We went into this weekend figuring that we’d spend most of it in fourth place, with Everton playing Saturday and us having to wait until Monday. Now, however, thanks to Southampton’s plucky l’il win (courtesy of not one but two own-goals), we preside over fourth, a point ahead in the standings and with a game in hand. Win over Newcastle, and we’re four points clear, and this is before Everton have to face Man City, who are chasing Liverpool down to the wire. We can start talking about a magic number, that combination of points we claim and points Everton drop that confirm our place on the table. Six. That’s all. Six points combined will do it. We’re neck-and-neck on goal-differentials, so five may not quite cut it. If we can win on Monday, that number drops to just three, and we’ll have two other matches from which to find three more points on our own, and Everton will have two more matches at their end, from which they cannot afford to drop any. In fact, with us having three matches left to play, Everton hope that the best we do is to win once and draw twice, stranding us at 75 points and leaving the tie-break to decide it. That’s if Everton win their two remaining matches.
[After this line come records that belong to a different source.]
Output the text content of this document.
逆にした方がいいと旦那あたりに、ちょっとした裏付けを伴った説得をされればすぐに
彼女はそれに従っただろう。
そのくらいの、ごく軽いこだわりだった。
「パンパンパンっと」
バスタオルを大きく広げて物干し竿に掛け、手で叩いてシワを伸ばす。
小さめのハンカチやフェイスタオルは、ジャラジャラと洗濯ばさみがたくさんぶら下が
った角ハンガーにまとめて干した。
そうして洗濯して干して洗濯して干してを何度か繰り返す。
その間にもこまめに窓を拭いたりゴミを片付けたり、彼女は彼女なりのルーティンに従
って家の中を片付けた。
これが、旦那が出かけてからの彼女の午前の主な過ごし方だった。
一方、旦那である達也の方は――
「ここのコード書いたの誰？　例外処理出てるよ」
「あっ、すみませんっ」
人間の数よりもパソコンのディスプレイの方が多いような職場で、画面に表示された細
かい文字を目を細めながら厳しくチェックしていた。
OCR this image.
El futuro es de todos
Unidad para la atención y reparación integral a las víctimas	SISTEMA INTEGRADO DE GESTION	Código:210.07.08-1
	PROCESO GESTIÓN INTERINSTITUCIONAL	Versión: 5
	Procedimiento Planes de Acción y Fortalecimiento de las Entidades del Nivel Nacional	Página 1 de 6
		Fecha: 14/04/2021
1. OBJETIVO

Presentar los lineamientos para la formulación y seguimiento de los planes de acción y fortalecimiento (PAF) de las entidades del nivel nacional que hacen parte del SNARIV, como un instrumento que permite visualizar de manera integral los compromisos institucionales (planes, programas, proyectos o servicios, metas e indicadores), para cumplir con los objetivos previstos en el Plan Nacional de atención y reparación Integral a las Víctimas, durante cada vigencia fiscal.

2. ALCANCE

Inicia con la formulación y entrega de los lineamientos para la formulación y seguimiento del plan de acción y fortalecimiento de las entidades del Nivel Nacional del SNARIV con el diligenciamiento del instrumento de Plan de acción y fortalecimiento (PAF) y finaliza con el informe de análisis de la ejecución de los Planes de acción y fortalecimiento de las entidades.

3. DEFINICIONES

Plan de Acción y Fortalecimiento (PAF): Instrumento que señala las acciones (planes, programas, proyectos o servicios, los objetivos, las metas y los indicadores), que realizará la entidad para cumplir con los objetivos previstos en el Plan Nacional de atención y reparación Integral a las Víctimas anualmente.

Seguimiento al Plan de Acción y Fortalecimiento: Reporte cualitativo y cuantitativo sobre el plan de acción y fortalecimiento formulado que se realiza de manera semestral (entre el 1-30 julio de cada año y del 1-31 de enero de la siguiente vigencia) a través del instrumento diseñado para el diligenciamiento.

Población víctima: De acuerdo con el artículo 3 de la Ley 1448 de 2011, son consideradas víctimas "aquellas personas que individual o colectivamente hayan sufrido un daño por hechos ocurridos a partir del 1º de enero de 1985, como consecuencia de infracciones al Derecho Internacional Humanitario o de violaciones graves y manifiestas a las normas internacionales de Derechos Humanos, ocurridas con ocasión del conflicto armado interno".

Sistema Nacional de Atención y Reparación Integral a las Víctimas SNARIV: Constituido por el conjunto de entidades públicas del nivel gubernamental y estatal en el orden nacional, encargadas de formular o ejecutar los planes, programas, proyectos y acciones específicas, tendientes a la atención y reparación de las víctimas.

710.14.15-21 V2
Stating the obvious, then, a win for us on Monday comes close to slamming shut the door on the entire debate. We’ll then see how Everton fare against City while we go on to face dogged West Brom (whom we’ve drawn against twice). I don’t see us backing into fourth place on the last day of the season, I’ll tell you that. It may be a far-cry less than what we were gunning for as recently as February, but it may have to do. I’ve said it before and I’ll say it again: bring me back to August 2013 and offer me fourth and the FA Cup, and I would’ve said, “yes, thank you.” Some might call that settling for mediocrity. Finishing behind only two of the wealthiest clubs in the world, and three of the most-profligate spenders (one of whom had no European commitments to weary them)? I’d call that pretty-darn good. Maybe not good enough, but then again, anything less than a double rarely is. Let’s take one more step towards confirming that “pretty darn good” finish by taking care of business on Monday.

Oh. One last thought. Tottenham managed to defeat Stoke, thanks in part to a sending-off of Shawcross. Not bad. Shawcross shoulders the blame. Stoke may still finish above Pulis. Tottenham keep alive their dreams of not celebrating St. Totteringham’s Day for a few more precious days before we print the invites on Monday.